History 248 Reading Guide

The Rise of the City:  New Forms of Community

  • Stuart M. Blumin, “Explaining the New Metropolis,” Perception, Depiction, and Analysis in Mid-Nineteenth-Century New York City,” Journal of Urban History 11.1 (1984), 9-38.  SAGE Premier or (e-reserve)

Further reading:

  • Eric H. Monkkonen, “A Disorderly People?  Urban Order in the Nineteenth and Twentieth Centuries,” Journal of American History 68.3. (1981), 539-559.  JSTOR


  • Blumin begins by asking how nineteenth-century Americans, given their previous notions of community and their previous urban experiences, comprehended and explained the new metropolises as a new form of community that appeared throughout the U.S.  To answer the question, Blumin examines nonfictional accounts written at three “moments” during which New York City completed its growth from a walking city into a “continuous city” or metropolis (1843-5; 1850; 1868-1872).
  • For each point in time, how does Blumin characterize the authors and their particular ideals of community?  What ideals had changed, and what persisted?
  • How did the authors at each point in time characterize the social structure (the “human community”) and the physical structure (an “understandable environment”) of New York City?
  • What influences did the authors attribute to the metropolis?
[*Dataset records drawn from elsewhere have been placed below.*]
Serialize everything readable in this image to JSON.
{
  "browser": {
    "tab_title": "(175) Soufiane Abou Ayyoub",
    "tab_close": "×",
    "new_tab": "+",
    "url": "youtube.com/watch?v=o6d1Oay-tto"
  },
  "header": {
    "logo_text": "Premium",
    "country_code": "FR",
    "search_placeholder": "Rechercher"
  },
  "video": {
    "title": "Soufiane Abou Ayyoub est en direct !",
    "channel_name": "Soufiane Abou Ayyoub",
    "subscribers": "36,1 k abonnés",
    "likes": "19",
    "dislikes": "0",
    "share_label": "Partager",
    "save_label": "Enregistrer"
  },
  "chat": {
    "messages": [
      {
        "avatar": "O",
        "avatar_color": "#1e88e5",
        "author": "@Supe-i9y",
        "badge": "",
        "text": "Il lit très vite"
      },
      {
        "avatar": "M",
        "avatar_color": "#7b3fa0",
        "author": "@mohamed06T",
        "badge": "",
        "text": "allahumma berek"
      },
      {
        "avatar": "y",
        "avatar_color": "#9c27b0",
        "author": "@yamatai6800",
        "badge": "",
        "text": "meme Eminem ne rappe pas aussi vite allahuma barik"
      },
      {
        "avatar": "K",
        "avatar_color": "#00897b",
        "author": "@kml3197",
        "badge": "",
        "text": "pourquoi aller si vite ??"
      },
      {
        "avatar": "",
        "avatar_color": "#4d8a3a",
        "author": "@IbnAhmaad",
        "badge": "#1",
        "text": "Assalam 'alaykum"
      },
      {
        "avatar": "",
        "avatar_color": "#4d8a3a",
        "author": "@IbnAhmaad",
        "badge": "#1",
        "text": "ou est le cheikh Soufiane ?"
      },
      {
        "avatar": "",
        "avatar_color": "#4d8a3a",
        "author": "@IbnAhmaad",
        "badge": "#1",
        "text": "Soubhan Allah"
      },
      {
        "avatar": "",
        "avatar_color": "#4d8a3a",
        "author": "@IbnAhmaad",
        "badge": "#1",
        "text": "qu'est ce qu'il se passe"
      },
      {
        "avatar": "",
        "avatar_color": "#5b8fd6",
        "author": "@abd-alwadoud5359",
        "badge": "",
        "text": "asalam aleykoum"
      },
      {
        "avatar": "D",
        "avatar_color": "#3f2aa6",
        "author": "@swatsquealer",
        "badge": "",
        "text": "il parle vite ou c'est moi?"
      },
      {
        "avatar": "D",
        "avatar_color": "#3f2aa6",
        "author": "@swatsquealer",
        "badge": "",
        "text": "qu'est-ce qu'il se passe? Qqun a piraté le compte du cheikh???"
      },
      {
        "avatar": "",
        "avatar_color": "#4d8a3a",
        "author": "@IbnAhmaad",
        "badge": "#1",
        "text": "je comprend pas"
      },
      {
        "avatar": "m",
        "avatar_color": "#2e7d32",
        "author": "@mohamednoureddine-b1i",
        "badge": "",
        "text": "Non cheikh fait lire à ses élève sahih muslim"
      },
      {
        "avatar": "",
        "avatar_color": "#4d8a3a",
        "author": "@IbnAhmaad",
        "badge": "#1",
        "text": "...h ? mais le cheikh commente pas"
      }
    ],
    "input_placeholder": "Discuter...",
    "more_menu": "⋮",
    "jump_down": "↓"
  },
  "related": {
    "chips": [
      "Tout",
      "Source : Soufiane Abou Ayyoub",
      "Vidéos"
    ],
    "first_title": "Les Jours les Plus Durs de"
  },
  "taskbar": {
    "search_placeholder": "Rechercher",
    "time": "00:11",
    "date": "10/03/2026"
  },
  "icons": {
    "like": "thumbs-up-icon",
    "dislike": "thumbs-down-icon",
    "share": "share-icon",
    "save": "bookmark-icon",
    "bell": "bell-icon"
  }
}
To each author, what did the metropolis portend about the future of American society?
  • According to Blumin, how did the actual evolution of the city, in conjunction with stereotypes of the city, shape the accounts in each moment?

Further reading:   

  • Monkkonen examines non-victim forms of criminal behavior in urban society to analyze “the relationship of social structure and cultural values to public disorder.”  What trends in the incidence of disorderly conduct does he find?
  • What causes does he propose for bursts of disorderly and drunken conduct?
  • What does his evidence and analysis suggest about the nature of urban society in the second half of the nineteenth century?